Additional modifications required:
The KA is not a *direct* fit into the 720 as I'm sure many other people have figured out - yes, it bolts to the transmission but your oil pan will require major modification to work and this will affect other things on the truck itself.
This section will highlight what those additional modifications will be and how to best ensure their proper application to best prepare for your swap.
The Oil pan as we know won't work - both due to the cross-member and steering linkage and due to the Z24 oil pan not being long enough for the block you will require the D21 Oil pan as well as your KA24DE oil pan. The other option is simply removing your cross member, however this is not recommended.
Start by ensuring that both your oil pans are clean of any residual oil or debris - this will include both the inside and outside - I recommend using a wash basin and wipe clean with shop towels/rags.
Start with your KA24DE oil pan - you're going to want to cut a straight line 1/2in above the baffle - this should result in you being left with the part which will eventually bolt to the block with some lip to it.
Next, on your D21 oil pan - do the same however measure 1 1/2in on the baffle and make the same cut all the way around.
On the D21 oil pan the lower portion will not have enough height to clear your new rear sump setup - begin by cutting directly where the sump of the oil pan meets the lower portion so you're left with a large, rectangular shape open.
Make the same cut on the KA24DE oil pan.
Now you should have 3 pieces that we're going to need to all join together.

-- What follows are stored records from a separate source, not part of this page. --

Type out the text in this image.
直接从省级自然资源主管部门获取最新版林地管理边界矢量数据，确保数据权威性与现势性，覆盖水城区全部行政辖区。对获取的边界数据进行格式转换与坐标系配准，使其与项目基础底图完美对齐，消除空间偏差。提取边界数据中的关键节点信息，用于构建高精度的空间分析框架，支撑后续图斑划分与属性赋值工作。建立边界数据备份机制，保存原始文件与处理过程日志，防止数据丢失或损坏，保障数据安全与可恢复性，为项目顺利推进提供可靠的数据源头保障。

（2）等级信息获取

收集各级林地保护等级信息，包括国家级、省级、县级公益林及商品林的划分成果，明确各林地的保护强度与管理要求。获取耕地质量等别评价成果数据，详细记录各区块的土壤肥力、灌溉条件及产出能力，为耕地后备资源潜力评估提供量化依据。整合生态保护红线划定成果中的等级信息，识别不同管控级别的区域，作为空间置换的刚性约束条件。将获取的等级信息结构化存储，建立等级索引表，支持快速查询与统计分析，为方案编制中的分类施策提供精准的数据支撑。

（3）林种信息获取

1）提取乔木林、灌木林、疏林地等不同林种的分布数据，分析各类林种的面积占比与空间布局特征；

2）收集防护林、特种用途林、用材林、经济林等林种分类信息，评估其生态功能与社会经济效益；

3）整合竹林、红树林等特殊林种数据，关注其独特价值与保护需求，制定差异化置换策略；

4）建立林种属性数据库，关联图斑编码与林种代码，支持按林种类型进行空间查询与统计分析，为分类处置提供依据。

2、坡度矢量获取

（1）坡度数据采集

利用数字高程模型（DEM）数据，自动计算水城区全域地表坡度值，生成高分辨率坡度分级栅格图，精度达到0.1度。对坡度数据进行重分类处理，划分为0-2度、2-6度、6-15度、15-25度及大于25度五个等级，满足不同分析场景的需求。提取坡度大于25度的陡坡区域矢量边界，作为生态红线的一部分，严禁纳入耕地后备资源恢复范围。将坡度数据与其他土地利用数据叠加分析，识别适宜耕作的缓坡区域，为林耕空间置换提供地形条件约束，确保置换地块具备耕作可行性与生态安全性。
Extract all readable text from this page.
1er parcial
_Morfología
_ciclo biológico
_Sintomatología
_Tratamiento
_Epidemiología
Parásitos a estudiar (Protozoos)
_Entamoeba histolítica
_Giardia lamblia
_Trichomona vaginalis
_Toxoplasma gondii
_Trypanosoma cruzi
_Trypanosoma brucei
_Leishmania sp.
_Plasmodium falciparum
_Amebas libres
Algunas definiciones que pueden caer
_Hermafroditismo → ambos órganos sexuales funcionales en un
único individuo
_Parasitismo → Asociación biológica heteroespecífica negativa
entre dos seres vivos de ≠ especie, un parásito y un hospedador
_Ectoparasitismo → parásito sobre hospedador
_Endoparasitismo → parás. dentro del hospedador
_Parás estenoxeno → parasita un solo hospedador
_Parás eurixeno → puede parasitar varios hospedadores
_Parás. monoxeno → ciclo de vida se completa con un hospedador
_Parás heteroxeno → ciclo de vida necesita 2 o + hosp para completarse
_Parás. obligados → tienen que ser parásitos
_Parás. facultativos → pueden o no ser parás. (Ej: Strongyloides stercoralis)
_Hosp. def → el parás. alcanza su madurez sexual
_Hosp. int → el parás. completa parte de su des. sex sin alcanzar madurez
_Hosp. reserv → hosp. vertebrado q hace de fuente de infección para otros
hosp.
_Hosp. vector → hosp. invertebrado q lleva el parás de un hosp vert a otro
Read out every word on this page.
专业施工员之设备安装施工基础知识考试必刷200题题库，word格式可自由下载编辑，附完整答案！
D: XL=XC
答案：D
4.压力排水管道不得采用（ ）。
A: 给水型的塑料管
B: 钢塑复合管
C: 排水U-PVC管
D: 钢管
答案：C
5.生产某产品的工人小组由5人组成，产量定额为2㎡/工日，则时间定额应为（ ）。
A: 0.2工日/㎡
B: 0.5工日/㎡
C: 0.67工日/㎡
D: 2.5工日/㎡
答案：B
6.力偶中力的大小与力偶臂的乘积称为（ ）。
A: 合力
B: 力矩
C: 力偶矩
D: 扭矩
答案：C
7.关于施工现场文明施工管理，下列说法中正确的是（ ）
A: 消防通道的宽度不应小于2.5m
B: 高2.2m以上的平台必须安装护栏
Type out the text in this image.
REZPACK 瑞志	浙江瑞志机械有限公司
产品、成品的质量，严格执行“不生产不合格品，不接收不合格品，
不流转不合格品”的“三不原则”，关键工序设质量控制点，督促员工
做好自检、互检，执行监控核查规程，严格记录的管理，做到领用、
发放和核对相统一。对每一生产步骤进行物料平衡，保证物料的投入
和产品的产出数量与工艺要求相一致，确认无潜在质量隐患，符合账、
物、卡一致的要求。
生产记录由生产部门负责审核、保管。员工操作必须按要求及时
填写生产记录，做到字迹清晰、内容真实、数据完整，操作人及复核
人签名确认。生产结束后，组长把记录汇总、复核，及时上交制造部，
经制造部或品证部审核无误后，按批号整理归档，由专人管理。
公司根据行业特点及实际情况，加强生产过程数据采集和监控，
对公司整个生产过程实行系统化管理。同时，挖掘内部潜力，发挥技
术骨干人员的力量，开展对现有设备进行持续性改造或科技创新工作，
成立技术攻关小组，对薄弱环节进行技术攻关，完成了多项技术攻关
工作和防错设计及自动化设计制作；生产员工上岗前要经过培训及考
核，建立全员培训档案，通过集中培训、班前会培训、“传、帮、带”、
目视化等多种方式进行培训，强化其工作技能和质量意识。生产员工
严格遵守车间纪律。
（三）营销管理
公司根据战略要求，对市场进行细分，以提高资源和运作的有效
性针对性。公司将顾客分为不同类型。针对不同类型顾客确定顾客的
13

Begin with welding the KA24DE baffle to the D21 oil pan that has the sump part still attached - Make sure your placement is correct to ensure this will be a rear sump setup to clear the cross member. Only weld the outside of the pan itself, the inside will not require it and doing so will lead to problems when you make up your rear sump.
Now you can place the oil pan on the block itself to see how it's going to look for fitment.
Ensure your pan is clear of any debris from welding/grinding prior to any fitment to the block itself - you can wash it, or blow it out with compressed air.
At this time you will want to begin seeing how you're going to create your rear sump to ensure you have enough height when you weld the final piece to the oil pan.
Begin by taking your old KA24DE oil sump and cut off the pipe connecting to the oil pick-up leaving about 1in of pipe to work with.
On the crank girdle you will notice further down there is a bolt hole where it will now connect to for your rear sump - connect it to this for now.
Where your previous sump connected to the oil pump cut off the pipe leaving approx. 1/4-1/2in of pipe remaining - cut at a 30-40° angle towards the rear.
Next you're going to want the same size steel pipe (do not use the old EGR pipe, there's too much carbon) and begin reviewing how you're going to join the two pieces - I recommend using the acetylene torch with some wire much the same way you'd use a soldering gun.
Upon each weld you make on the rear sump - air cool for 20-30sec then dunk in water to retain steel strength.
Once fully welded up and keeping as low as possible for the oil pan clearance remove your new rear sump and check for vacuum to ensure there are no leaks.
Oil Pan pt.2
Now that your rear sump is finished have it bolted to the block and place your new oil pan over top as it would when fully finished.
You can now see how you're going to weld on the final piece to ensure you have a fully operational oil pan - you can weld it either as a full piece or cut into 2 pieces length-wise to achieve this.
Check for leaks with a bit of gasoline in the pan - once confirmed, clean the pan once more and attach to your block.
Photos coming soon.
The engine mounts I used, I purchased from ]2eDeYe and was very pleased with the overall build quality, however, like everything in this swap it will require some modification to work as well.
The passenger side mount requires no modification and can be left alone.
The drivers side mount does require some slight modification to work.
Begin with bolting your mount to the block itself - tighten all the bolts to ensure the mount isn't going to move while you're working on it.
Using an acetylene torch heat both sides of the mount 1/2 down until it begins to glow, and then hit with a hammer until the lower portion shifts 1/2-1in towards the front of the block.
Unbolt with a socket wrench with extension (it will be still hot)
Grab with a pair of pliers and dunk in water to ensure the structure of the steel is still retained.
If it needs to move anymore once you've begun your engine installation simply use a breaker bar to push into place - as long as it's not more than 1/4in out.